Bases: torch.utils.data.dataset.Dataset

Wrapper, convert <user, item, rating> Tensor into Pytorch Dataset.

beta_rec.data.grocery_data module¶

class beta_rec.data.grocery_data.GroceryData(split_dataset, config=None, intersect=True, binarize=True, bin_thld=0.0, normalize=False)[source]¶

Bases: beta_rec.data.base_data.BaseData, beta_rec.data.auxiliary_data.Auxiliary

A Grocery Data object, which consist one more order/basket column than the BaseData.

Re-index all the users and items from raw dataset.

Parameters:

split_dataset (train,valid,test) – the split dataset, a tuple consisting of training (DataFrame), validate/list of validate (DataFrame), testing/list of testing (DataFrame).
intersect (bool, optional) – remove users and items of test/valid sets that do not exist in the train set. If the model is able to predict for new users and new items, this can be False (default: True).
binarize (bool, optional) – binarize the rating column of train set 0 or 1, i.e. implicit feedback. (default: True).
bin_thld (int, optional) – the threshold of binarization (default: 0).
normalize (bool, optional) – normalize the rating column of train set into [0, 1], i.e. explicit feedback. (default: False).

sample_triple(dump=True, load_save=False)[source]¶

Sample triples or load triples samples from files.

This method is only applicable for basket based Recommender.

Returns:	None

sample_triple_time(dump=True, load_save=False)[source]¶

Sample triples or load triples samples from files.

This method is only applicable for basket based Recommender.

Returns:	None

Module contents¶

Data Module.

class beta_rec.data.BaseData(split_dataset, intersect=True, binarize=True, bin_thld=0.0, normalize=False)[source]¶

Bases: object

A plain DataBase object modeling general recommendation data. Re_index all the users and items from raw dataset.

Parameters:

split_dataset (train,valid,test) – the split dataset, a tuple consisting of training (DataFrame), validate/list of validate (DataFrame), testing/list of testing (DataFrame).
intersect (bool, optional) – remove users and items of test/valid sets that do not exist in the train set. If the model is able to predict for new users and new items, this can be False. (default: True).
binarize (bool, optional) – binarize the rating column of train set 0 or 1, i.e. implicit feedback. (default: True).
bin_thld (int, optional) – the threshold of binarization (default: 0) normalize (bool, optional): normalize the rating column of train. set into [0, 1], i.e. explicit feedback. (default: False).

create_adj_mat()[source]¶: Create adjacent matirx from the user-item interaction matrix.

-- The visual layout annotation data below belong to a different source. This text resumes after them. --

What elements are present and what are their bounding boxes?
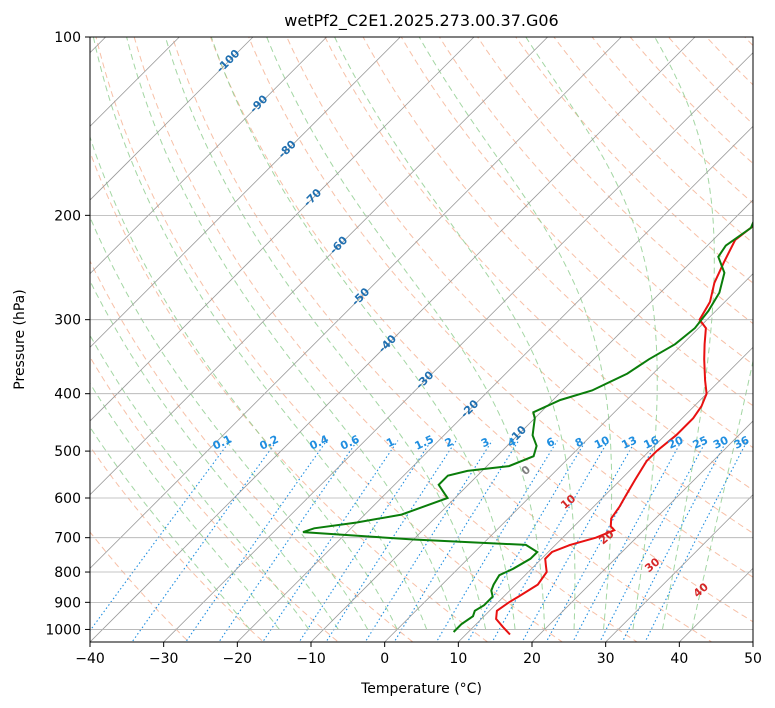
y-axis: 100 200 300 400 500 600 700 800 900 1000: [45, 30, 90, 638]
dry-adiabat: [90, 445, 265, 642]
dry-adiabat: [362, 37, 753, 449]
y-tick-label: 1000: [45, 622, 81, 638]
x-tick-label: 40: [670, 651, 688, 667]
moist-adiabat: [418, 37, 613, 630]
plot-frame: [89, 36, 754, 643]
pressure-grid: [90, 37, 753, 630]
mixing-ratio-line: [466, 440, 587, 642]
y-tick-label: 900: [54, 595, 81, 611]
moist-adiabat: [90, 426, 251, 630]
moist-adiabat: [266, 37, 546, 630]
mixing-ratio-line: [521, 440, 637, 642]
moist-adiabat: [334, 37, 576, 630]
moist-adiabat: [210, 37, 516, 630]
mixing-ratio-line: [491, 440, 609, 642]
mixing-ratio-line: [435, 440, 558, 642]
x-tick-label: 50: [744, 651, 762, 667]
isotherm-line: [531, 420, 753, 642]
dry-adiabat: [95, 37, 564, 642]
x-tick-label: 30: [597, 651, 615, 667]
y-tick-label: 800: [54, 565, 81, 581]
plot-area: [90, 37, 753, 642]
mixing-ratio-label: 36: [732, 433, 752, 451]
mixing-ratio-label: 10: [592, 433, 612, 451]
x-tick-label: −20: [223, 651, 253, 667]
isotherm-line: [90, 37, 401, 348]
y-tick-label: 200: [54, 208, 81, 224]
x-tick-label: −40: [75, 651, 105, 667]
x-axis: −40 −30 −20 −10 0 10 20 30 40 50: [75, 642, 762, 667]
x-tick-label: −30: [149, 651, 179, 667]
isotherm-line: [90, 37, 475, 422]
moist-adiabat: [90, 334, 310, 630]
moist-adiabat: [90, 215, 369, 630]
dry-adiabat: [90, 531, 190, 642]
moist-adiabat: [90, 135, 398, 630]
temperature-profile-line: [495, 224, 753, 636]
dry-adiabat: [171, 37, 713, 642]
mixing-ratio-line: [298, 440, 432, 642]
isotherm-line: [237, 125, 753, 642]
mixing-ratio-label: 25: [691, 434, 710, 452]
y-tick-label: 100: [54, 30, 81, 46]
x-tick-label: 0: [380, 651, 389, 667]
x-tick-label: 10: [449, 651, 467, 667]
isotherm-line: [90, 37, 548, 496]
isotherm-line: [605, 494, 753, 642]
mixing-ratio-line: [364, 440, 493, 642]
chart-title: wetPf2_C2E1.2025.273.00.37.G06: [284, 11, 558, 31]
dewpoint-profile-line: [302, 220, 753, 633]
moist-adiabat: [691, 358, 753, 630]
moist-adiabat: [92, 37, 428, 630]
mixing-ratio-label: 16: [642, 433, 662, 451]
moist-adiabat: [525, 37, 658, 630]
mixing-ratio-line: [262, 440, 399, 642]
isotherm-line: [384, 273, 753, 642]
mixing-ratio-line: [621, 440, 728, 642]
moist-adiabat: [90, 279, 339, 630]
mixing-ratio-line: [325, 440, 457, 642]
x-tick-label: −10: [296, 651, 326, 667]
dry-adiabat: [133, 37, 638, 642]
y-axis-title: Pressure (hPa): [12, 289, 28, 389]
moist-adiabat: [90, 382, 280, 630]
isotherm-line: [90, 37, 696, 642]
dry-adiabat: [248, 37, 753, 578]
x-axis-title: Temperature (°C): [360, 681, 482, 697]
mixing-ratio-label: 20: [666, 433, 686, 451]
mixing-ratio-label: 30: [711, 433, 731, 451]
mixing-ratio-line: [545, 440, 659, 642]
y-tick-label: 400: [54, 387, 81, 403]
isotherm-line: [90, 37, 327, 275]
isotherm-line: [90, 37, 622, 569]
y-tick-label: 500: [54, 444, 81, 460]
isotherm-line: [90, 37, 254, 201]
dry-adiabat: [90, 259, 414, 642]
moist-adiabat: [164, 37, 487, 630]
mixing-ratio-line: [131, 440, 278, 642]
dry-adiabat: [515, 37, 753, 284]
y-tick-label: 300: [54, 313, 81, 329]
y-tick-label: 700: [54, 531, 81, 547]
x-tick-label: 20: [523, 651, 541, 667]
y-tick-label: 600: [54, 491, 81, 507]
mixing-ratio-label: 13: [620, 434, 639, 452]
isotherm-line: [310, 199, 753, 642]
moist-adiabat: [126, 37, 457, 630]
isotherm-line: [458, 346, 753, 642]
moist-adiabat: [654, 37, 715, 630]
background-lines: [90, 37, 753, 642]
mixing-ratio-line: [599, 440, 707, 642]
profile-series: [302, 220, 753, 636]
mixing-ratio-line: [644, 440, 748, 642]
dry-adiabat: [324, 37, 753, 491]
dry-adiabat: [90, 150, 489, 642]
mixing-ratio-line: [572, 440, 683, 642]
dry-adiabat: [90, 356, 340, 642]
isotherm-line: [163, 52, 753, 642]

create_constraint_mat()[source]¶: Create adjacent matirx from the user-item interaction matrix.

create_sgl_mat(config)[source]¶: Create adjacent matirx from the user-item interaction matrix.

get_adj_mat(config)[source]¶

Get the adjacent matrix, if not previously stored then call the function to create.

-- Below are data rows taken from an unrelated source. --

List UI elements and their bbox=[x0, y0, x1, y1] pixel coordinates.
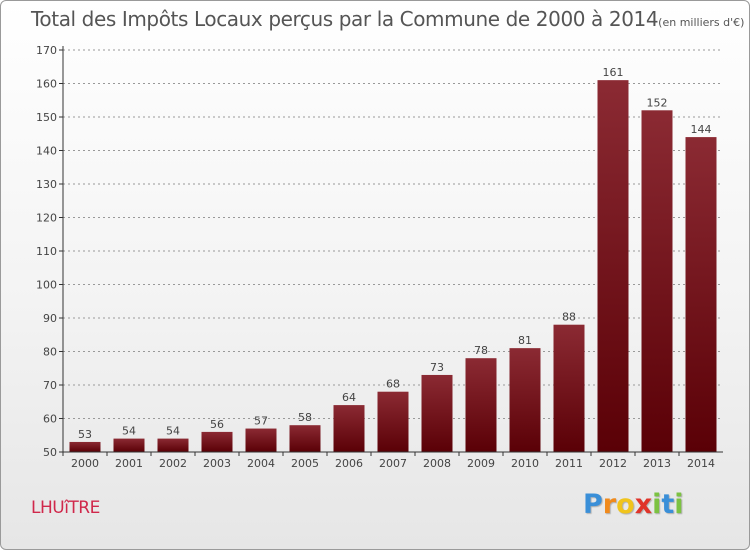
bar-value-label: 152 bbox=[647, 96, 668, 109]
y-tick-label: 100 bbox=[36, 279, 57, 292]
bar-2005 bbox=[289, 425, 321, 452]
proxiti-logo: Proxiti bbox=[583, 489, 684, 520]
x-tick-label: 2002 bbox=[159, 457, 187, 470]
bar-value-label: 53 bbox=[78, 428, 92, 441]
bar-value-label: 68 bbox=[386, 378, 400, 391]
bar-2012 bbox=[597, 80, 629, 453]
logo-letter: r bbox=[602, 489, 617, 520]
title-main: Total des Impôts Locaux perçus par la Co… bbox=[31, 7, 659, 31]
x-tick-label: 2005 bbox=[291, 457, 319, 470]
logo-letter: t bbox=[661, 489, 675, 520]
bar-value-label: 54 bbox=[122, 425, 136, 438]
y-tick-label: 170 bbox=[36, 44, 57, 57]
bar-2011 bbox=[553, 324, 585, 452]
x-tick-label: 2006 bbox=[335, 457, 363, 470]
bar-value-label: 54 bbox=[166, 425, 180, 438]
y-tick-label: 150 bbox=[36, 111, 57, 124]
bar-2000 bbox=[69, 441, 101, 452]
bar-2003 bbox=[201, 431, 233, 452]
bar-2007 bbox=[377, 391, 409, 452]
bar-2004 bbox=[245, 428, 277, 452]
logo-letter: x bbox=[634, 489, 653, 520]
x-tick-label: 2000 bbox=[71, 457, 99, 470]
y-tick-label: 130 bbox=[36, 178, 57, 191]
logo-letter: i bbox=[652, 489, 662, 520]
bar-2013 bbox=[641, 110, 673, 453]
logo-letter: o bbox=[616, 489, 635, 520]
bar-value-label: 57 bbox=[254, 415, 268, 428]
x-tick-label: 2011 bbox=[555, 457, 583, 470]
bar-value-label: 78 bbox=[474, 344, 488, 357]
bar-2009 bbox=[465, 358, 497, 452]
y-tick-label: 160 bbox=[36, 78, 57, 91]
bar-2002 bbox=[157, 438, 189, 452]
bar-value-label: 64 bbox=[342, 391, 356, 404]
bar-value-label: 56 bbox=[210, 418, 224, 431]
bar-value-label: 144 bbox=[691, 123, 712, 136]
commune-name: LHUîTRE bbox=[31, 498, 100, 518]
x-tick-label: 2014 bbox=[687, 457, 715, 470]
y-tick-label: 60 bbox=[43, 413, 57, 426]
y-tick-label: 90 bbox=[43, 312, 57, 325]
logo-letter: i bbox=[674, 489, 684, 520]
x-tick-label: 2001 bbox=[115, 457, 143, 470]
bar-value-label: 161 bbox=[603, 66, 624, 79]
bar-2001 bbox=[113, 438, 145, 452]
bar-value-label: 58 bbox=[298, 411, 312, 424]
x-tick-label: 2010 bbox=[511, 457, 539, 470]
x-tick-label: 2013 bbox=[643, 457, 671, 470]
bar-2010 bbox=[509, 348, 541, 452]
bar-value-label: 88 bbox=[562, 311, 576, 324]
bar-2006 bbox=[333, 405, 365, 452]
chart-title: Total des Impôts Locaux perçus par la Co… bbox=[31, 7, 744, 31]
bar-2008 bbox=[421, 374, 453, 452]
bar-value-label: 73 bbox=[430, 361, 444, 374]
y-tick-label: 120 bbox=[36, 212, 57, 225]
y-tick-label: 110 bbox=[36, 245, 57, 258]
x-tick-label: 2009 bbox=[467, 457, 495, 470]
title-unit: (en milliers d'€) bbox=[658, 16, 745, 29]
y-tick-label: 80 bbox=[43, 346, 57, 359]
y-tick-label: 50 bbox=[43, 446, 57, 459]
x-tick-label: 2004 bbox=[247, 457, 275, 470]
bar-value-label: 81 bbox=[518, 334, 532, 347]
y-tick-label: 70 bbox=[43, 379, 57, 392]
x-tick-label: 2008 bbox=[423, 457, 451, 470]
bar-2014 bbox=[685, 137, 717, 452]
x-tick-label: 2007 bbox=[379, 457, 407, 470]
x-tick-label: 2003 bbox=[203, 457, 231, 470]
logo-letter: P bbox=[583, 489, 603, 520]
y-tick-label: 140 bbox=[36, 145, 57, 158]
x-tick-label: 2012 bbox=[599, 457, 627, 470]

This method is for NGCF model.

Returns:	Different types of adjacment matrix.

get_constraint_mat(config)[source]¶

Get the adjacent matrix, if not previously stored then call the function to create.

This method is for NGCF model.

Returns:	Different types of adjacment matrix.

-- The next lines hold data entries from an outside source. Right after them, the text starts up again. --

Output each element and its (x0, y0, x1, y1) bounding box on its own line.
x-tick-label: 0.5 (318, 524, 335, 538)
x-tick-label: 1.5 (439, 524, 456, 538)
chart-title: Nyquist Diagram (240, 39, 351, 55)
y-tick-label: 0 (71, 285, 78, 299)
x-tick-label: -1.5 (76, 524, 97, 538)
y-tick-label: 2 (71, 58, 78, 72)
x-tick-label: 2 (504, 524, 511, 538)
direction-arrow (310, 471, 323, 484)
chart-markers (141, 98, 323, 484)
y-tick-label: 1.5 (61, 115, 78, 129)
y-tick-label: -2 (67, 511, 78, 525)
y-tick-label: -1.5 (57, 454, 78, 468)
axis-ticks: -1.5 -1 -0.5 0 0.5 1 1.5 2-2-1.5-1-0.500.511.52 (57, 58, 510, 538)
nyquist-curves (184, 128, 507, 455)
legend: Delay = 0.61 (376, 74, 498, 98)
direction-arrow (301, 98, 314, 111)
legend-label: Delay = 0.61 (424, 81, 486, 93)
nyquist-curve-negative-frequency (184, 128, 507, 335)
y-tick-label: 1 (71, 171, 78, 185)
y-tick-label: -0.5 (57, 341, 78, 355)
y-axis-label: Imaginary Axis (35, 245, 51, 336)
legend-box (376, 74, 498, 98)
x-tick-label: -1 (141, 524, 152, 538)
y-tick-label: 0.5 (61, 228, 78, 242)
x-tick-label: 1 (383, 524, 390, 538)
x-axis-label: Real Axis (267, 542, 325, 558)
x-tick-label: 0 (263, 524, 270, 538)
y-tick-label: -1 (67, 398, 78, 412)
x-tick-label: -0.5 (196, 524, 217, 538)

instance_bce_loader(batch_size, device, num_negative)[source]¶: Instance a train DataLoader that have rating.

instance_bpr_loader(batch_size, device)[source]¶

Instance a pairwise Data_loader for training.

Sample ONE negative items for each user-item pare, and shuffle them with positive items. A batch of data in this DataLoader is suitable for a binary cross-entropy loss. # todo implement the item popularity-biased sampling

instance_mul_neg_loader(batch_size, device, num_negative)[source]¶

Instance a pairwise Data_loader for training.

Sample multiples negative items for each user-item pare, and shuffle them with positive items. A batch of data in this DataLoader is suitable for a binary cross-entropy loss.

instance_vae_loader(device)[source]¶: Instance a train DataLoader that have rating.

randint_choice(high, size=None, replace=True, p=None, exclusion=None)[source]¶: Return random integers from 0 (inclusive) to high (exclusive).